Artifacts

Artifacts in the SDSS

Bright stars, meteors, and satellites occasionally wreak havoc on SDSS images.¬† You don’t have to scroll through too much of the SDSS imaging to find examples.

Provided below is a brief field guide to some of the most common “artifacts” you may see in your explorations of the SDSS data.  It is worth familiarizing yourself with the effects of stars, meteors, and satellites, since the SDSS imaging Navigation tool does not label them for you. (To learn more about how the SDSS collects and processes data, see the Preflight trainings under Capturing and Recording Light.)
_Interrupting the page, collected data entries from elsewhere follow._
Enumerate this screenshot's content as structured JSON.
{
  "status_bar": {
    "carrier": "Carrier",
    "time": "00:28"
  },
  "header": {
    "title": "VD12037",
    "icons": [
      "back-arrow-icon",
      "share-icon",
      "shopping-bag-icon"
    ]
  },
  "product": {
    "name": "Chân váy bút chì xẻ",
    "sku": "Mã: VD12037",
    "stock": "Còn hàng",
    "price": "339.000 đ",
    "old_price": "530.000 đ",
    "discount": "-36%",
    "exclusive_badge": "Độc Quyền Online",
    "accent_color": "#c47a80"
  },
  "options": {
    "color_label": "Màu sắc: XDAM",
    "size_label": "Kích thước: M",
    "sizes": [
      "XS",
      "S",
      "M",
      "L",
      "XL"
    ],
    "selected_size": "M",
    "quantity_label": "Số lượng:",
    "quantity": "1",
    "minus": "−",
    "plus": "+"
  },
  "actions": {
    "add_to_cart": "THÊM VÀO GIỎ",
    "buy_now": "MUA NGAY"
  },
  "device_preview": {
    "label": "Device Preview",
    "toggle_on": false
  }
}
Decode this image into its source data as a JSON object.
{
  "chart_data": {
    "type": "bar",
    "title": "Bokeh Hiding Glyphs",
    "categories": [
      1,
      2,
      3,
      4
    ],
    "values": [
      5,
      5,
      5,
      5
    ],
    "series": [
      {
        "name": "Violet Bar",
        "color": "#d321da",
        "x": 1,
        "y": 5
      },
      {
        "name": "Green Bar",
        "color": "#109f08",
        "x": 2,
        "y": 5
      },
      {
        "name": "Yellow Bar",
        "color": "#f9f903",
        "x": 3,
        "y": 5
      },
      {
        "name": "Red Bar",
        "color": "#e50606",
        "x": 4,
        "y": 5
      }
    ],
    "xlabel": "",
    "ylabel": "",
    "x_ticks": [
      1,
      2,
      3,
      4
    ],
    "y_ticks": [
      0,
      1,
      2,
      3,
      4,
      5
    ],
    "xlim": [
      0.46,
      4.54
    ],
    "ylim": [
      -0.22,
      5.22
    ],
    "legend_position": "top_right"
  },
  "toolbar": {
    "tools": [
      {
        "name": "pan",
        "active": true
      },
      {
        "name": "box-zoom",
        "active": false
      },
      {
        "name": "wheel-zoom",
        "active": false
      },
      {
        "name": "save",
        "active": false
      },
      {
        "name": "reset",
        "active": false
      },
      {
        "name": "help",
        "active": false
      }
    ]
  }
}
Each star, however bright, is still far away and should appear point-like given the resolution of our telescope. Very bright stars often appear to be large and extended because of the scattered light inside the telescope and saturation that occurs in the detector. 
Here is a second example of how bright stars appear in the SDSS. The image reduction software removes most of this bleeding effect.
Each bright star appears to produce a tilted cross on the image. This pattern is called a ‘diffraction spike’, and is due to light scattered on the four beams that hold the secondary mirror of the telescope in place.
Many SDSS images contain trails of satellites in a low-earth orbit. The varying intensity of the light in the satellite trail shown above is due to the rotation of the satellite. Satellites often cross the telescope field in a very short time.  The trail shown above appears red because its path fell on the detector with the red filter, not because the satellite itself is red.

Bright meteors can also be captured in the act of burning up in the earth’s atmosphere. The trail is colored green because the image of the meteor was captured in only one of the five SDSS filters.
The image above shows another trail from a satellite in low-earth orbit. The varying intensity of the light is due to the rotation of the satellite.
The blue ‘ghost‘ is the result of light from a nearby very bright star reflected inside the telescope. It is blue, because it was reflected onto the detector with the blue filter.
The red ‘ghost‘ is the result of light from a nearby very bright star reflected inside the telescope. Even though such reflections are quite weak, for very bright sources they still cause such artifacts to be detected.